7. All new instructions, locked decisions, and design choices should automatically flow back into `/docs/MVP Roadmap.md`.
In short:
- Use the roadmap as context.
- Keep it updated.
- Treat it like a living project document.
- Ensure all future outputs are consistent with it.
This is a crazy detailed prompt that did a lot to help Google Studio understand what it’s responsibilities as far as the updating and following the “roadmap” was concerned.
The exact purpose the roadmap served
It acted as a:
Single source of truth - IA, theme, decisions, progress.
Contract - If something was marked “locked,” the AI couldn’t revert or drift.
Guardrail - Even when I wiped a context window, the roadmap had the AI in the correct direction. I could fork different versions and still maintain context.

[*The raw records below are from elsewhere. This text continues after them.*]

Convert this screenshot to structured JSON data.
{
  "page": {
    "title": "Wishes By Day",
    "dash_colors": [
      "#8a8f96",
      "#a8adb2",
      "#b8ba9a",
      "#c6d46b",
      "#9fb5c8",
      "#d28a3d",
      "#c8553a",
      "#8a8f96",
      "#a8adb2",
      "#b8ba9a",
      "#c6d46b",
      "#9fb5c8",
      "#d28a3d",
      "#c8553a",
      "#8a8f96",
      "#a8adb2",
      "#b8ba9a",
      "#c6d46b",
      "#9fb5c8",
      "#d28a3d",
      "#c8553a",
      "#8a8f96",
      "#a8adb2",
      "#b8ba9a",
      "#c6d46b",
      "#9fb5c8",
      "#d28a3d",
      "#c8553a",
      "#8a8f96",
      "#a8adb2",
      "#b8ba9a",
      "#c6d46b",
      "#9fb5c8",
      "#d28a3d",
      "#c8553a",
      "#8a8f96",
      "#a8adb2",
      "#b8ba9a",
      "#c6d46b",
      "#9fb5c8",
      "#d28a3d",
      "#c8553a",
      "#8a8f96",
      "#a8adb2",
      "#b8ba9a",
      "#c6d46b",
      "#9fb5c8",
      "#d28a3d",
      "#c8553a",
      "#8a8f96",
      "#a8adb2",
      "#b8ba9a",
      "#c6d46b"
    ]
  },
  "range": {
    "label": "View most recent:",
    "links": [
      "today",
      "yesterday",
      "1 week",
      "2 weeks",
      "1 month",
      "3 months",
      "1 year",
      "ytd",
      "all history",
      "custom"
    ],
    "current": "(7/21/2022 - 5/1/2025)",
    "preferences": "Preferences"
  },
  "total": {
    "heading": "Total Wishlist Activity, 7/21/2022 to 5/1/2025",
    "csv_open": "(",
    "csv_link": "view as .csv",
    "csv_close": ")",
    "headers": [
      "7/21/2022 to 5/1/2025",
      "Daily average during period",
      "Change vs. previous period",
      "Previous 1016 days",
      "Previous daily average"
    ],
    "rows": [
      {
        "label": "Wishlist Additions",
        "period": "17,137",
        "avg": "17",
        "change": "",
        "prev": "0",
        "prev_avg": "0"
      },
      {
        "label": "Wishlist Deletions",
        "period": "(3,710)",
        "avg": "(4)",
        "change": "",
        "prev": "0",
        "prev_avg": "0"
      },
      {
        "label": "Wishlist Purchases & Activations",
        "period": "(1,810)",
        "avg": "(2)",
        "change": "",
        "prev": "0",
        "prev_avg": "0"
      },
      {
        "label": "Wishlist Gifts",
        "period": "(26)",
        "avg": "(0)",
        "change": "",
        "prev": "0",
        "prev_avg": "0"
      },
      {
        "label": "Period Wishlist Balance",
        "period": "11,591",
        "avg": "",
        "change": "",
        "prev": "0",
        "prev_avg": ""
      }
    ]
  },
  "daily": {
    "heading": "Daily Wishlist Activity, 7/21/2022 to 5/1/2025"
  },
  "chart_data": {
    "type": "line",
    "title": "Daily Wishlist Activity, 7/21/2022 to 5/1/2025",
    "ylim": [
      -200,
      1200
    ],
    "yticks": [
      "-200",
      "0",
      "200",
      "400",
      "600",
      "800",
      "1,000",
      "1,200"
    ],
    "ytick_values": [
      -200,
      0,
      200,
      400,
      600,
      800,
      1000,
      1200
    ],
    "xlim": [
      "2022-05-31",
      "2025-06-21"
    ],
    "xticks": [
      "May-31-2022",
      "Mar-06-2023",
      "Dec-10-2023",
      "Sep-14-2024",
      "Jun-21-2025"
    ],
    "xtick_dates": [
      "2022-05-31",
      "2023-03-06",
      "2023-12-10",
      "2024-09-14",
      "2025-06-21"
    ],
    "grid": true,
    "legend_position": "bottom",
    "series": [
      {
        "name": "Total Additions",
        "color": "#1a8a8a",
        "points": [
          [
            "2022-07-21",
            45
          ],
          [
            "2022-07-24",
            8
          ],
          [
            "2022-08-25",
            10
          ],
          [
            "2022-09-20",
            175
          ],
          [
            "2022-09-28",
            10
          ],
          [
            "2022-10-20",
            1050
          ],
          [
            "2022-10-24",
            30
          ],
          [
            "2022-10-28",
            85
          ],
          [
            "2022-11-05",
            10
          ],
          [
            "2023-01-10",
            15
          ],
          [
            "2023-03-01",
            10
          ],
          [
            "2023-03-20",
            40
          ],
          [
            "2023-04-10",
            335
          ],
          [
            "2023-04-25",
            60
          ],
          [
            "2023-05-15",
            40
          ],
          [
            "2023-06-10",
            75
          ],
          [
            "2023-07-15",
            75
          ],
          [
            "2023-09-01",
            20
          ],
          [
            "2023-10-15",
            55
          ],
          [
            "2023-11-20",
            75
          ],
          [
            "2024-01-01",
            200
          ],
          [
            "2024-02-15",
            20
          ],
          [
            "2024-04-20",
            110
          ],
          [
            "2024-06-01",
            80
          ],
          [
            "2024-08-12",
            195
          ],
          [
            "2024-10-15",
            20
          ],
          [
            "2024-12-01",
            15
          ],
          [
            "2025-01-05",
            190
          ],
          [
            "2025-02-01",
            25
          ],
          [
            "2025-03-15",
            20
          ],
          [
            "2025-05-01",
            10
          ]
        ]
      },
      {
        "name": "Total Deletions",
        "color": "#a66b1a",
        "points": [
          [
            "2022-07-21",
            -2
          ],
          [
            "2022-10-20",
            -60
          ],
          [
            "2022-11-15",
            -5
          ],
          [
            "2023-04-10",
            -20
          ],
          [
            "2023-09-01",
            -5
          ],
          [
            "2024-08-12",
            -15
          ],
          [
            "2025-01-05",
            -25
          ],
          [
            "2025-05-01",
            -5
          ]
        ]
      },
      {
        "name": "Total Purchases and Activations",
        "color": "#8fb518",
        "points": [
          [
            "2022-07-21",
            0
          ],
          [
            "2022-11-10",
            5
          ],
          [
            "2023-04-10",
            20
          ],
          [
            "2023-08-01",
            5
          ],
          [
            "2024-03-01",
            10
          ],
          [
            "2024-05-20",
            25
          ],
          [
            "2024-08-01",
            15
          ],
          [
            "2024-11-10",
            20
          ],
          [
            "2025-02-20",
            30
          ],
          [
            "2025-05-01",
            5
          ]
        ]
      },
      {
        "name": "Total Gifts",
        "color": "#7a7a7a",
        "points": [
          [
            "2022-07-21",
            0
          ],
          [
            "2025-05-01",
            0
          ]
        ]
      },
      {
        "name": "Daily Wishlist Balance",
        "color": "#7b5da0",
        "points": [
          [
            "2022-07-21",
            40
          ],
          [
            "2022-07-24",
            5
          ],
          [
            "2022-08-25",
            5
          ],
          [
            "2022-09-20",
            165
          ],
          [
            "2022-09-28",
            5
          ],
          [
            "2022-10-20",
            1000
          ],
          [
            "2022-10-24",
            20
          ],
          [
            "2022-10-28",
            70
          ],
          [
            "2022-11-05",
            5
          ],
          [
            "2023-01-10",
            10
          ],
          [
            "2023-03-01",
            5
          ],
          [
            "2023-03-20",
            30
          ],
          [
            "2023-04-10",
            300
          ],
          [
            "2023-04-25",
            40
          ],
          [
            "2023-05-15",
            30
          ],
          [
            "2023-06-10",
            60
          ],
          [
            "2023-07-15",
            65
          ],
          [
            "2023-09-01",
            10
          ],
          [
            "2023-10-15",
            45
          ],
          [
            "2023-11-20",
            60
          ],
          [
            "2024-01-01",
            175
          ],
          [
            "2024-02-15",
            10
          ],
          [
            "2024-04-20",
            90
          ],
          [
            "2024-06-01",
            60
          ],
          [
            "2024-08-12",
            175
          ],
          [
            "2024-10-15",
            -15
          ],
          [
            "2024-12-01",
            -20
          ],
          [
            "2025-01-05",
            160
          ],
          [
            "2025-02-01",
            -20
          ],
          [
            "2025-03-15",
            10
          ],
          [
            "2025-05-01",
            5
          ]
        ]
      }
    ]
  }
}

Chronicle - Doubled as a project log as I moved page by page.
Forking Projects
Every major stage became a save point:
Initial layout working
Breakpoints stable
Theme switching functional
Because you’re experimenting continuously. And sometimes trying to execute an idea leads the entire project into a ditch.
Forking gave me psychological safety.
The Canvas Editor: Annotation > Prompting
The canvas editor in Google AI Studio is great!
You can literally:
write/draw on the canvas
draw arrows/rectangles
add comments
add text
and push/add them to chat.
Using Excalidraw to create annotated images
When making changes inside of Google Studio, I used excalidraw to create annotated images to inform Google better. Surprisingly, this worked really well.

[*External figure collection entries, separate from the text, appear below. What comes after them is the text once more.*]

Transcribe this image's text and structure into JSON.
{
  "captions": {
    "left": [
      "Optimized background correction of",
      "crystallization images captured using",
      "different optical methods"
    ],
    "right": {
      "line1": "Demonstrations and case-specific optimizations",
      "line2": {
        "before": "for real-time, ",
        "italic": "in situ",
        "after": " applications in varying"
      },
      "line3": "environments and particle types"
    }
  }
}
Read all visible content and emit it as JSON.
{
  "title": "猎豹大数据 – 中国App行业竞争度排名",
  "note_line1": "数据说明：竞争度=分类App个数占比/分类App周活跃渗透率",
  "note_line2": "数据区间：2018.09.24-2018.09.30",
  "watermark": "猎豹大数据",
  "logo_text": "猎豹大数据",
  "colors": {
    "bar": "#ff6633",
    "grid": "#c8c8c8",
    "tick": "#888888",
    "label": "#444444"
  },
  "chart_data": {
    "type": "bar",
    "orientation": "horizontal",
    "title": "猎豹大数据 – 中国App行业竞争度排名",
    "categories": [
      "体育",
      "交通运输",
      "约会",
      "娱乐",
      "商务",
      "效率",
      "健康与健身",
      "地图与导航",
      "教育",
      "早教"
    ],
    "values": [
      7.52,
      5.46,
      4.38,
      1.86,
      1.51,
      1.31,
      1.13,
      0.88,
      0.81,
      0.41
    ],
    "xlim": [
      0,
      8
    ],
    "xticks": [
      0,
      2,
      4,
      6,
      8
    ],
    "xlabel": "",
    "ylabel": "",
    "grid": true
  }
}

Wrestling With Breakpoints
I generated breakpoint-specific prompts (with GPT) with strict constraints and pasted them into Studio. Then I verified everything manually.

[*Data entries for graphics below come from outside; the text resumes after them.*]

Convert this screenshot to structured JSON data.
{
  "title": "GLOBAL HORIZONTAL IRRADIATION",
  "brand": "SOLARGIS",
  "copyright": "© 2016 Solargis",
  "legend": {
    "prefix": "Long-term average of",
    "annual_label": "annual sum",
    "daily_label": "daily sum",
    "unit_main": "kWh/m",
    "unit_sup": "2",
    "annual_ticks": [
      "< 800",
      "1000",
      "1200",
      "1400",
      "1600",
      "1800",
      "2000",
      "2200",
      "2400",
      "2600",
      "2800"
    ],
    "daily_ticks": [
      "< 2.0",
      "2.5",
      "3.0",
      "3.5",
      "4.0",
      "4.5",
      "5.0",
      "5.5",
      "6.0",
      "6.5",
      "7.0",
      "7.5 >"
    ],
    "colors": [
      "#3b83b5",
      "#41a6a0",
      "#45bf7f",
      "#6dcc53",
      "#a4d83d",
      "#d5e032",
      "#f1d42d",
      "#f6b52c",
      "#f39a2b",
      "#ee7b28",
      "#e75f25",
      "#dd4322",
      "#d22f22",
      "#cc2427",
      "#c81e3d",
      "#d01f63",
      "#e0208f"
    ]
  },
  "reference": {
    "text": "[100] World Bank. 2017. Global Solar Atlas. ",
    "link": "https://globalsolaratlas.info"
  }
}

It wasn’t glamorous. I did a lot of testing and iterated several times.
What this produced
By the end of this, I had:
A 90s-style portfolio shell with draggable “windows” and a character sheet.
A stable layout across desktop + mobile (after lots of breakpoint wrestling).
A working deployment at portfolio.fourzerothree.in that now replaces my “newsletter as a portfolio” setup.
Closing Thoughts
By the time I had the shell, the instruction sets, the roadmap, and the workflow in place, the rest of the build honestly doesn’t need a dramatic story.
The point I want to make here is about the system I had in place to build this the scaffolding, the workflow, the thinking behind vibe-coding something real.
I think this is part of the building that nobody talks about. People assume the hard part is the prompting. It’s not. The hard part is creating the structure that keeps the prompts moving in the right direction.
So that’s where I’ll leave this piece.